One adjustment Sales has suggested is introducing automatic preventative custody for people found in possession of firearms.
He attributes — at least partially — a rise in homicide numbers to allowing the release from custody of detainees who were found with guns, including military-style weapons such as Barrett and AK-47 rifles.
However, Sales also pointed to the fragmentation of cartels and in-fighting as a factor that has led to the rise in violent crime, citing internal disputes in the Sinaloa Cartel as an example.
He also mentioned uncertainty arising from changes in state and municipal governments as another factor.
The new justice system stipulates that accused individuals cannot be held in preventative prison for more than two years but Sales questioned why people who have flagrantly violated the law are not promptly charged, insinuating that judges are to blame.
“What more evidence from the prosecutor can the judge need if a person was arrested in possession of that kind of weapon. They say that it infringes on the presumption of innocence. There are no absolute rights . . . these weapons will not be used for hunting rabbits to be mounted on library walls.”

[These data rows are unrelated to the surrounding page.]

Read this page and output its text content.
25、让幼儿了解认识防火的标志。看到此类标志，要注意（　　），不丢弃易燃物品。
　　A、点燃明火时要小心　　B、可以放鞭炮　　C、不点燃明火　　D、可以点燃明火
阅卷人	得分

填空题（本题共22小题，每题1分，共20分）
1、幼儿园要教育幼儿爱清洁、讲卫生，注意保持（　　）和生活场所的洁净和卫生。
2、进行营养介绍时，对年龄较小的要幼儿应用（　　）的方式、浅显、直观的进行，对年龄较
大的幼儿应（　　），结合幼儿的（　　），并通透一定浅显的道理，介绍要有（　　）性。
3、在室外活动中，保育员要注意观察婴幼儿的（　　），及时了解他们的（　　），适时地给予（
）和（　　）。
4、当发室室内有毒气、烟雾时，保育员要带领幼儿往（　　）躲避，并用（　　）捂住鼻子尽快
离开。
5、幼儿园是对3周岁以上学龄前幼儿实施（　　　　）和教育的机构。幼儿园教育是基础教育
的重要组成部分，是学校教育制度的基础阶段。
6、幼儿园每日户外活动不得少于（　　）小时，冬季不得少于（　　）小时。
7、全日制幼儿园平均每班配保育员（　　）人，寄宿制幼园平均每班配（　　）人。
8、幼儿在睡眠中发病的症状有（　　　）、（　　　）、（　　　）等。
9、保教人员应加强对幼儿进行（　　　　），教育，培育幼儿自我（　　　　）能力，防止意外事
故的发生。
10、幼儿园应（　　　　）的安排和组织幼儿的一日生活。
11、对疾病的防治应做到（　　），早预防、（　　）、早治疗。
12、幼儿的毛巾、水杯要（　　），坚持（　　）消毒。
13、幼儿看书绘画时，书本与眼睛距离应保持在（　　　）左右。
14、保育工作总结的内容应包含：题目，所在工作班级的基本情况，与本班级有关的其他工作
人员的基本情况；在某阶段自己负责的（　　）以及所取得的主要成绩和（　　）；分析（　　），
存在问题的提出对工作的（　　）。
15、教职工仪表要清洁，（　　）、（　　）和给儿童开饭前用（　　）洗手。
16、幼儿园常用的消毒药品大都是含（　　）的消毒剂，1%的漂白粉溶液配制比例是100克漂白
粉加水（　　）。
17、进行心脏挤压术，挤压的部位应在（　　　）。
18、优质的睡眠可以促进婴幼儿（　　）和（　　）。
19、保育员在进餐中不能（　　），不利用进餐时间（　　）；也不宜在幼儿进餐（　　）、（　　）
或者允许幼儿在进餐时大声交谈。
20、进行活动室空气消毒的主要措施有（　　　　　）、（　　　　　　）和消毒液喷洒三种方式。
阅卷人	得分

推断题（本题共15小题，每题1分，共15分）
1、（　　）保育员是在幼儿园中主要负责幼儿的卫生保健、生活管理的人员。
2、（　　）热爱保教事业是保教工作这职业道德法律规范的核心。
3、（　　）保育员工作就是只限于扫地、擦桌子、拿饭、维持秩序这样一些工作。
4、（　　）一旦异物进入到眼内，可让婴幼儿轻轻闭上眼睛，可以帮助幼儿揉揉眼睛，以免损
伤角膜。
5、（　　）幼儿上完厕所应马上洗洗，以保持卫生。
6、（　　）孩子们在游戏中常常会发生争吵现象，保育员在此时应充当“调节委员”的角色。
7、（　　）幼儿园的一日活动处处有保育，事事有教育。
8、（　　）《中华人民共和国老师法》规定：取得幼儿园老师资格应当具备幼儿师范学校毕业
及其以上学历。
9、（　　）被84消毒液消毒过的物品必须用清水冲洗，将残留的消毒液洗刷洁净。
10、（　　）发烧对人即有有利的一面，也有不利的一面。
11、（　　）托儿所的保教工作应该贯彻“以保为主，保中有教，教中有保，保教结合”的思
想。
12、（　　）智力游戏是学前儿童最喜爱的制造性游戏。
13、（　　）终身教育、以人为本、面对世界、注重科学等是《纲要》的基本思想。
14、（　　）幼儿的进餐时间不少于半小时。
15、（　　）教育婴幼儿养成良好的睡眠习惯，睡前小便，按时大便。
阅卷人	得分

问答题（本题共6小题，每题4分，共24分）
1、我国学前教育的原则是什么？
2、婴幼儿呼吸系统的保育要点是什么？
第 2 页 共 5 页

Despite pointing out what he believes to be deficiencies in the current legal framework, the commissioner stressed that he still had the utmost respect for the judiciary despite not always agreeing with its decisions.
‘High-powered rifles won’t be used for hunting rabbits’
In response to the criticism, Supreme Court President Luis María Aguilar said, “It’s not the job or responsibility of the judiciary to improve security conditions in the country because that’s the job of executive authorities.”
Fellow Supreme Court Justice José Ramón Cossío backed him up, stating that the main failures in the implementation of the system stemmed from police, specialists, prosecutors and Attorney Generals’ offices and that it was a mistake to think the system would improve just by making changes to laws.
Sales remains unconvinced and while he thinks the new system is better than the one it replaced, he says no system is perfect, but the new one could be improved by implementing the changes he proposes.
“It’s clear that somebody who carries those weapons does so to kill. Should we wait for them to kill? Carrying those weapons entails a danger that society must now allow.”